A new apartment had been found three streets away. He should stay at the Excelsior tonight and tomorrow and arrangements would be made to move his belongings. Petra was staying with a friend, he’d told them, and she’d moved out yesterday, as requested. Just as a precaution. He would clear it with them before she moved back in, he said. He wasn’t going to engage in any discussion about his private life even if he knew that part of it was over. But he knew she would be watched for a while and he thought of warning her but decided against it. It would be like adding fuel to the fire.

He would stay away from the department for the rest of the week; take a rest, Laughton had said.
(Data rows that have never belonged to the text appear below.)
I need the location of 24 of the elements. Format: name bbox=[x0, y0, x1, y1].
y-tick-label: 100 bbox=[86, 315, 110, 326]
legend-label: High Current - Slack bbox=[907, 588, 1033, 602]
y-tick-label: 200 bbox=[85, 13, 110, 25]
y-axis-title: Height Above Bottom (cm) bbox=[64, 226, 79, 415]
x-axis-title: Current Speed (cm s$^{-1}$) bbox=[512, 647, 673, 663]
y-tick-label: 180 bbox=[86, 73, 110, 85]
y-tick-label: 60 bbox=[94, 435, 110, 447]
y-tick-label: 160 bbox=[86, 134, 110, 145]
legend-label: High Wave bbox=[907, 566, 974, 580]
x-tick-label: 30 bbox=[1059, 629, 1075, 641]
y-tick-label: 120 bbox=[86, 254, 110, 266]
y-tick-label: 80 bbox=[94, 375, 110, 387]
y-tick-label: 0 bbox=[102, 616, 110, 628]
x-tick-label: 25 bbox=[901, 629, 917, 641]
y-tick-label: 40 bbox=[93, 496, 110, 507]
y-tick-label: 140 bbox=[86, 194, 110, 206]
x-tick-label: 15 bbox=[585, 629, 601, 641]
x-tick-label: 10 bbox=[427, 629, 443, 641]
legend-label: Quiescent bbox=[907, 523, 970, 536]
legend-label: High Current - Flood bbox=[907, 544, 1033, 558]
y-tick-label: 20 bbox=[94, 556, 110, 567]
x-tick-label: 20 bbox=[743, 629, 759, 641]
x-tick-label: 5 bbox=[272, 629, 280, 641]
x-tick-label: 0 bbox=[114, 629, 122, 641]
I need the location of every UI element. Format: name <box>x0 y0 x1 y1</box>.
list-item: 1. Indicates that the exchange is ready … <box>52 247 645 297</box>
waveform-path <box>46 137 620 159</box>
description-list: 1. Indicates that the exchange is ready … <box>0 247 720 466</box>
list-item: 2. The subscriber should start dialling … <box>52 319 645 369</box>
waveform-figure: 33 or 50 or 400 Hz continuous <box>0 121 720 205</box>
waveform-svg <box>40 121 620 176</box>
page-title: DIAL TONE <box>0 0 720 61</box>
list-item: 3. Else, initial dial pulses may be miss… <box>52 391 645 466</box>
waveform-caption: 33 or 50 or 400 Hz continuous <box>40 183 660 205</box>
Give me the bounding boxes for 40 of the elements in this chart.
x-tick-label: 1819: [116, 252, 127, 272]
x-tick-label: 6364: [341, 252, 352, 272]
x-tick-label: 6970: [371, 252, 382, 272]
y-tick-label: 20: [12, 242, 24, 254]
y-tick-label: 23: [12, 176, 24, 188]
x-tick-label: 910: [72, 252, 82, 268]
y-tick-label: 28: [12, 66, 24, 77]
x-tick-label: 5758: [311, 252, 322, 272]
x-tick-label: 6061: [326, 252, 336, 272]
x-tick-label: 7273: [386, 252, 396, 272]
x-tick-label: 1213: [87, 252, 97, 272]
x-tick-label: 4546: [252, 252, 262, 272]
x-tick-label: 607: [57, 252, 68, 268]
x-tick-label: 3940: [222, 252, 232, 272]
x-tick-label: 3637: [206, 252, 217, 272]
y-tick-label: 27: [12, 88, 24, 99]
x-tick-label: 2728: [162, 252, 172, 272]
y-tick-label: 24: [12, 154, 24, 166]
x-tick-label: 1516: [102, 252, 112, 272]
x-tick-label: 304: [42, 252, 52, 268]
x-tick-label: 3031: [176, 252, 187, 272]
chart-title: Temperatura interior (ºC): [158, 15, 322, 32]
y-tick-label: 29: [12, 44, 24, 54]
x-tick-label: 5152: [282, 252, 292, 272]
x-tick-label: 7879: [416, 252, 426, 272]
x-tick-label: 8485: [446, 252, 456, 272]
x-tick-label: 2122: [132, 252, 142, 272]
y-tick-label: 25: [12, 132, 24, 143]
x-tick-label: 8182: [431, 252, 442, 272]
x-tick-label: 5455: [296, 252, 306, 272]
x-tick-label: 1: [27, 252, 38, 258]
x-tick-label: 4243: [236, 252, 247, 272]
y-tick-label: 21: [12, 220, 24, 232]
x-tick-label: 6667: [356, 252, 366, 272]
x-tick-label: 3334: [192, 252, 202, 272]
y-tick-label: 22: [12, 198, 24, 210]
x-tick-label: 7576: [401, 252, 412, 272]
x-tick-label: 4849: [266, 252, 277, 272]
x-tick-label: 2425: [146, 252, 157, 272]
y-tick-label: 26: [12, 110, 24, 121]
He’d be assigned protection until he returned to his desk next Monday. Just as a precaution. He glanced at the suit in the booth and saw surveillance rather than protection, but he had no choice other than to cooperate for the time being. It would all become clear if and when they found the mole, and in time, everything would settle down and they’d be back to normal. Normal?

Petra’s words were still ringing in his ears. He bitterly regretted deceiving her, if only by omission, but what choice did he have? That was a consequence of the career he’d decided to follow and it was incompatible with all the aspects of the normal life she craved. But he’d deceived her on a personal level too and that was a choice he’d made. He’d never discussed his experiences with her, never explained why he was who he was, never confided in her or succumbed to the self-indulgence of admitting he had a problem, his excuse being he believed that in time everything would be all right.

But time alone would not heal his wounds unless he allowed it to and he didn’t know how. He didn’t know why the memories persisted, why he couldn’t consign them to history and put the past behind him, but he did know that it had cost him dearly. His failure to break free from his own cycle of misery and self-destruction had destroyed the only thing he held dear and would go on destroying everything until he did. He needed her more than ever now, but it was too late.

He took another swig and, leaving his glass half-full, got to his feet, stubbing out his half-smoked cigarette and throwing a handful of marks onto the bar. Time to go. He stepped out onto the pavement and a car pulled up. The suit opened the door and they both got in without speaking. Tomorrow would be another day, a new start perhaps? Tonight, the dreams would be the same.